LE CHAT NOIR (1934)

Les deux monstres sacrés Bela Lugosi et Boris Karloff s'affrontent dans un huis-clos mêlant jalousie, vengeance et sorcellerie

THE BLACK CAT

1934 – USA

Réalisé par Edgar G. Ulmer

Avec Bela Lugosi, Boris Karloff, David Manners, Julie Bishop, Lucille Lund, Egon Brecher, Harry Cording, Henry Armetta 

THEMA SORCELLERIE ET MAGIE

Après le succès de Dracula et Frankenstein, les studios Universal se sont mis en tête de réunir leurs deux vedettes respectives dans une petite série de films d’épouvante aux budgets réduits, tournés principalement en studio. Le Chat Noir est le premier d’entre eux, et il n’entretient à vrai dire aucun rapport avec la nouvelle d’Edgar Poe dont il emprunte le titre, le félin du titre se contentant d’errer sinistrement dans le décor pour effrayer Bela Lugosi. Celui-ci incarne le docteur Vitus Werdegast, venu rendre visite à un architecte sorcier à ses heures, du nom de Hjalmar Poelzig, interprété par Karloff. Redoutable criminel de guerre, Poelzig a jadis assassiné la femme de Vitus et a épousé sa fille. Werdegast est donc assoiffé d’une vengeance longuement mûrie. « Je peux encore sentir la mort dans l’air » murmure ainsi Lugosi en arpentant la vaste demeure de son hôte sinistre. Au beau milieu de cet affrontement qui couve se retrouve un jeune couple en plein voyage de noces, échoué dans la demeure de Poelzig après un accident d’autocar.

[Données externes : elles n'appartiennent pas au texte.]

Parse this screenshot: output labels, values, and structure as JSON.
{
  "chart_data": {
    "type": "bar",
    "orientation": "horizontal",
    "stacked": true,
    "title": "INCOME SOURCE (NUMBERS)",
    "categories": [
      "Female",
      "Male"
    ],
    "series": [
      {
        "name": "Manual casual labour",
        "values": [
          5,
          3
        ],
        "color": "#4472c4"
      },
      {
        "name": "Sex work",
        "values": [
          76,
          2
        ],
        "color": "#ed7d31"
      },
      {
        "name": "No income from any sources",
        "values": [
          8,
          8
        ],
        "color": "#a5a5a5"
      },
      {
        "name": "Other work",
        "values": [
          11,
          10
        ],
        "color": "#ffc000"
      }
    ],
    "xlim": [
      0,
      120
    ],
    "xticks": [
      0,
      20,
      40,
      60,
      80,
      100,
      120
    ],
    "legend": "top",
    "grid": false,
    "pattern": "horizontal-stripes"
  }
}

Le scénario s’articule alors autour de ce huis clos, mélangeant la rivalité de Karloff et Lugosi, la surprise des jeunes mariés pris au piège, des cachots camouflés comme dans les bons vieux serials d’aventure, une ancienne épouse conservée morte dans une vitrine et coiffée comme la fiancée de Frankenstein, une cérémonie satanique avec une poignée de figurants encapuchonnés, et ce chat noir qui se ballade nonchalamment en projetant son ombre sur les murs. Proche stylistiquement de celle de Tod Browning pour le Dracula de 1931, la réalisation d’Edgar G. Ulmer joue la carte de la théâtralité, le jeu des acteurs  étant à l’avenant : outré, extrême et presque surréaliste. Visuellement, le film bénéficie de fort belles compositions, d’un splendide décor de verre et d’acier dont l’influence art-déco tranche avec les habituels donjons gothiques, et d’une somptueuse photographie de John J. Mescall sous influence de l’expressionnisme allemand. 

« Ne sommes-nous pas tous deux des morts vivants ? »

Point culminant du récit, la scène de la partie d’échecs entre Lugosi et Karloff a pour enjeu la jeune mariée, Karloff annonçant la couleur avec force grandiloquence : « Ne sommes-nous pas tous deux des morts vivants ? Or maintenant, vous venez me voir en jouant le rôle d’un ange vengeur, puérilement assoiffé de mon sang. Nous allons jouer à un petit jeu, Vitus. Un jeu mortel, si vous le voulez bien ». On pourra regretter qu’Ulmer expédie cette séquence en quelques plans, au lieu du surdécoupage dramatique qu’aurait mérité ce face à face. Mais n’est-ce pas justement ce parti pris minimaliste qui finit par instiller le malaise et qui tranche avec les productions Universal précédentes. ? Ce sentiment se confirme avec l’apparition de l’épouse conservée sous verre après sa mort, révélée tranquillement dans un plan large anodin et – du coup – assez perturbant. Fait curieux pour un film du milieu des années 30, la bande originale du film mixe des morceaux originaux de Heinz Roemheld avec des reprises de Beethoveen, Schubert, Liszt et Tchaïkovsky.